1 tn The Hebrew noun translated “proverb” is derived from the root מָשַׁל (mashal) which means “likeness.” The related Niphal verb means “to be like, be comparable with,” e.g., “he is like [נִמְשַׁל, nimshal] the beasts that perish” (Ps 49:12). The noun can mean an object lesson based on or using a comparison or analogy. It may be a short pithy statement (Ezek 16:44), object lesson drawn from experience (Ps 78:2-6), saying or by-word (Deut 28:37) or an oracle of future blessing (Ezek 21:1-5). Here it means an object lesson setting out courses of action. It helps one choose the course of action to follow or avoid.
2 tn The name שְׁלֹמֹה (shÿlomoh, “of Solomon”) is a genitive of authorship or source. While Solomon wrote a majority of the proverbial sayings in the book, some proverbial sayings were written by others (e.g., 22:17-24:34; 30:1-33; 31:1-9) and perhaps collected by Solomon. The name also forms a phonetic wordplay on the similarly sounding word מִשְׁלֵי (mishley, “proverbs”), as if to say the name is almost synonymous with proverbs.
3 sn The phrase “The Proverbs of Solomon” is a title for the entire book. The title does not imply that Solomon authored all the proverbs in this collection; some sections are collections from different authors: the sayings of the wise (22:17-24:22), more sayings of the wise (24:23-34), the words of Agur (Prov 30:1-33) and Lemuel (Prov 31:1-9). The title does not imply that the book was in its final canonical form in the days of Solomon; the men of Hezekiah added a collection of Solomonic proverbs to the existing form of the book (25:1-29:27). The original collection of Solomonic proverbs appears to be the collection of short pithy sayings in 10:1-22:16, and the title might have originally introduced only these.
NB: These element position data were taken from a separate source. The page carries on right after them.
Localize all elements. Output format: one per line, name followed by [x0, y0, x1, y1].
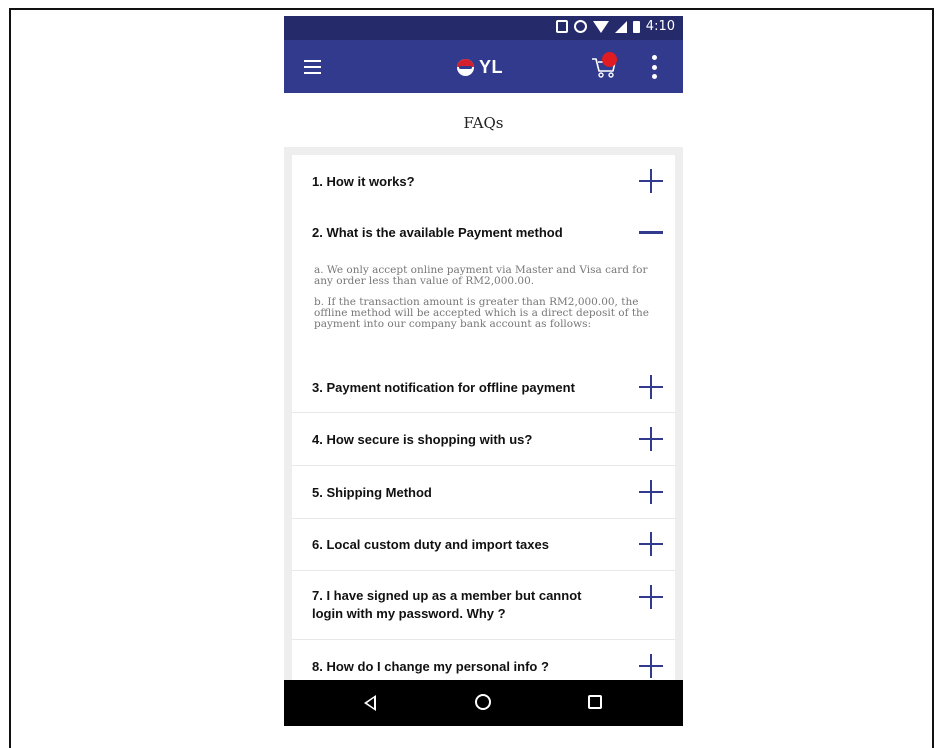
- wifi-icon: [592, 20, 609, 33]
- more-vert-icon[interactable]: [652, 55, 658, 79]
- signal-icon: [614, 20, 627, 33]
- faq-question: 5. Shipping Method: [312, 485, 432, 500]
- back-triangle-icon[interactable]: [364, 695, 376, 711]
- plus-icon[interactable]: [639, 585, 663, 609]
- logo-text: YL: [479, 57, 504, 77]
- faq-answer-b: b. If the transaction amount is greater …: [314, 296, 650, 330]
- faq-item-8[interactable]: 8. How do I change my personal info ?: [292, 640, 675, 680]
- faq-item-2[interactable]: 2. What is the available Payment method …: [292, 207, 675, 363]
- faq-question: 2. What is the available Payment method: [312, 225, 563, 240]
- recents-square-icon[interactable]: [588, 695, 602, 709]
- vibrate-icon: [555, 20, 568, 33]
- plus-icon[interactable]: [639, 169, 663, 193]
- home-circle-icon[interactable]: [475, 694, 491, 710]
- faq-question: 6. Local custom duty and import taxes: [312, 537, 549, 552]
- logo-ball-icon: [457, 59, 474, 76]
- faq-item-7[interactable]: 7. I have signed up as a member but cann…: [292, 571, 675, 640]
- cart-icon[interactable]: [591, 52, 619, 80]
- plus-icon[interactable]: [639, 654, 663, 678]
- plus-icon[interactable]: [639, 375, 663, 399]
- faq-list: 1. How it works? 2. What is the availabl…: [292, 155, 675, 680]
- faq-item-6[interactable]: 6. Local custom duty and import taxes: [292, 519, 675, 571]
- plus-icon[interactable]: [639, 480, 663, 504]
- faq-answer-a: a. We only accept online payment via Mas…: [314, 264, 648, 287]
- plus-icon[interactable]: [639, 532, 663, 556]
- faq-item-1[interactable]: 1. How it works?: [292, 155, 675, 207]
- minus-icon[interactable]: [639, 220, 663, 244]
- status-time: 4:10: [645, 19, 675, 34]
- page-title: FAQs: [463, 114, 504, 132]
- faq-question: 3. Payment notification for offline paym…: [312, 380, 575, 395]
- alarm-icon: [573, 20, 587, 33]
- faq-question: 7. I have signed up as a member but cann…: [312, 588, 582, 621]
- battery-icon: [632, 20, 640, 33]
- plus-icon[interactable]: [639, 427, 663, 451]
- cart-badge: [602, 52, 617, 67]
- faq-question: 8. How do I change my personal info ?: [312, 659, 549, 674]
- menu-icon[interactable]: [304, 60, 321, 74]
- faq-item-3[interactable]: 3. Payment notification for offline paym…: [292, 363, 675, 413]
- app-bar: YL: [284, 40, 683, 93]
- faq-question: 1. How it works?: [312, 174, 415, 189]
- faq-item-4[interactable]: 4. How secure is shopping with us?: [292, 413, 675, 466]
- status-bar: 4:10: [284, 16, 683, 40]
- faq-item-5[interactable]: 5. Shipping Method: [292, 466, 675, 519]
- phone-screen: 4:10 YL FAQs 1. How it works? 2. What is…: [284, 16, 683, 726]
- app-logo[interactable]: YL: [457, 57, 503, 78]
- faq-question: 4. How secure is shopping with us?: [312, 432, 533, 447]
- system-nav-bar: [284, 680, 683, 726]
There is question whether chapters 1-9 were part of the original form of the book in the days of Solomon because they do not fit under the title; they are not “proverbs” per se (sentence sayings) but introductory admonitions (longer wisdom speeches). Chapters 1-9 could have been written by Solomon and perhaps added later by someone else. Or they could have been written by someone else and added later in the days of Hezekiah.
4 tn The designation “son of David” is in apposition to the name Solomon, as are the following nouns, further explaining the name.
5 tn The phrase “the king of Israel” is in apposition to the name Solomon.